I am also going to define a generator that will turn my data into a stream of data that will be able to be understood by PIL.

def toPixelStream(data, size=4):
    ''' Takes a string and turns it into a sequence of pixel data '''
    start = 0
    while start < len(data):
        b = data[start:start + size]
        if len(b) < size:
            b = b + (' ' * (size - len(b)))
        yield tuple([ord(i) for i in b])
        start += size

Now I need to decide what image format to use. Here are some of my choices:

JPG is out right away because it is a lossy format. There is no guarantee that any data we put into is going to come back out (I will show you an example in my next post).

GIF isn’t real well suited either because it is an indexed format, and thus limits the number of colors we can use to represent our data. (But… there is a way…)

That leaves PNG and TIFF. This time, I will use PNG.

Remember that each pixel in a PNG has four components: Red, Green, Blue, and Alpha. Each of those is one byte, so we will be able to shove four characters into each pixel. Let’s construct some image data!
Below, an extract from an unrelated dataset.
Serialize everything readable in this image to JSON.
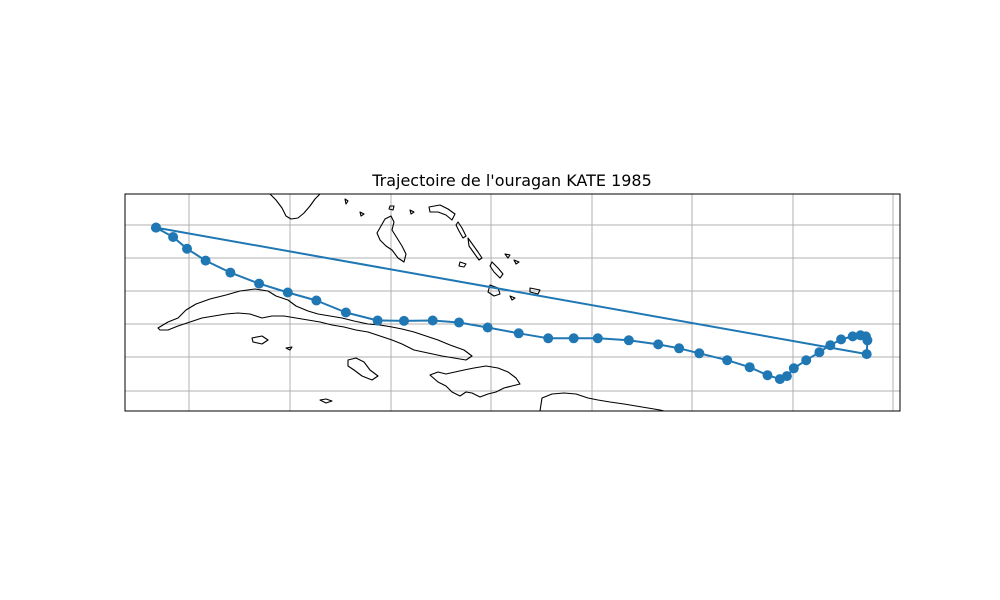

imgdata = [i for i in toPixelStream(words)]
print len(imgdata)
>>> 314320
print imgdata[:4]
>>> [(239, 187, 191, 84), (104, 101, 32, 80), (114, 111, 106, 101), (99, 116, 32, 71)]

Now we have a list of tuples. Each tuple represents a pixel: (R, G, B, A), and each component of that pixel is the ord of a character in our text. All we have left is to write that out to a file.

from PIL import Image


img = Image.new('RGBA', getDimensions(words)))
img.putdata(imgdata)

fp = open('~/Desktop/pg2701.png', 'w')
img.save(fp)
fp.close()

To the Desktop!

ing

And there it is! The entire work of Moby Dick in an image!

But wait, you say. How can we know that our data survived? Ok, let’s try to pull our data back out of the image.

fp = open('~/Desktop/pg2701.png')
im = Image.open(fp)
newdata = im.getdata()
book = []
for pixel in newdata:
	for component in pixel:
		book.append(chr(component))
book = ''.join(book)
print book[:181]

>>> """The Project Gutenberg EBook of Moby Dick; or The Whale, by Herman Melville

This eBook is for the use of anyone anywhere at no cost and with
almost no restrictions whatsoever."""

It worked!